I.2.c) Aliments liés à la présence de l'homme

La proximité de l'homme peut offrir aux babouins d'autres sources de nourritures très avantageuses. Les babouins peuvent se révéler être de redoutables pilleurs de cultures, de sites touristiques ou de décharges, en dépit des dispositifs plus ou moins sophistiqués censés les tenir à l'écart. Pour eux, les gains potentiels sont si importants qu'ils n'hésitent pas à prendre des risques (Dunbar et Barrett, 2001). Dans certains pays, comme l’Égypte, ils sont devenus de véritables commensaux de l’homme et ont développé des comportements agressifs envers celui-ci, ce qui pose de réels problèmes de sécurité et de santé publique (Bénard, communication personnelle). Les animaux ayant accès à des décharges choisissent surtout des

fruits et des légumes mais peuvent aussi consommer des aliments préparés, comme de la confiture, des biscuits et des produits laitiers ainsi que de la viande (Altmann et Muruthi, 1988).
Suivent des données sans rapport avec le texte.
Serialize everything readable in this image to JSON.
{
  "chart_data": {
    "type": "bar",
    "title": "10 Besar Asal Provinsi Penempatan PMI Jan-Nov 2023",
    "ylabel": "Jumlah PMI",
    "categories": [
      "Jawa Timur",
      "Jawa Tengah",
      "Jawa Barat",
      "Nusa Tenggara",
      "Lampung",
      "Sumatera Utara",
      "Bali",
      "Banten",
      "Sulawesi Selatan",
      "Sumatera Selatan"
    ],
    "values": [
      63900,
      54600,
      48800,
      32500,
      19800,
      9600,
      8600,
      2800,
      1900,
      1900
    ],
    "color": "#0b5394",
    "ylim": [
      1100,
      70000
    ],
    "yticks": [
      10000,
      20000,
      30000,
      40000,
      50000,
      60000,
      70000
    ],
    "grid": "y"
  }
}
Ce dernier point est surprenant car comme nous l'avons déjà mentionné les babouins ne mangent généralement que de la viande très fraîche (Altmann et Altmann, 1970 ; Altmann Muruthi, 1988).

I.3)

Sélectivité

De nombreuses études indiquent que l'adaptation alimentaire des babouins est à la fois généraliste et sélective (Rhine et al.1989). Whiten et al. (1991) expliquent que malgré leur remarquable diversité alimentaire une sélection considérable peut être démontrée à plusieurs niveaux. Premièrement, les babouins n'utilisent en fait qu'une petite proportion des espèces végétales disponibles. Par exemple, les 185 espèces végétales consommées par les babouins du parc Mikumi sont sélectionnées parmi environ 700 espèces (Norton et al., 1987). Cette sélection peut s'exprimer à un très fin niveau de discrimination entre des espèces végétales du même genre, impossible à différentier à l'œil nu par l'homme (Whiten et al., 1991). Deuxièmement, ce n'est souvent qu'une ou quelques parties d'une espèce qui sont consommées. La séparation peut être très précise par exemple cueillir une fleur ou un fruit et même préparer la nourriture, en épluchant et en enlevant certains composants (Whiten et al., 1991 ; Altmann et Altmann, 1970). Par un tel procédé les babouins exercent un contrôle considérable sur ce qu'ils ingèrent au final (Whiten et al., 1991). Ils présentent l'apparente capacité à manger sélectivement la partie la plus nutritive des plantes disponibles dans leur habitat à chaque période de l'année (Altmann et Altmann, 1970).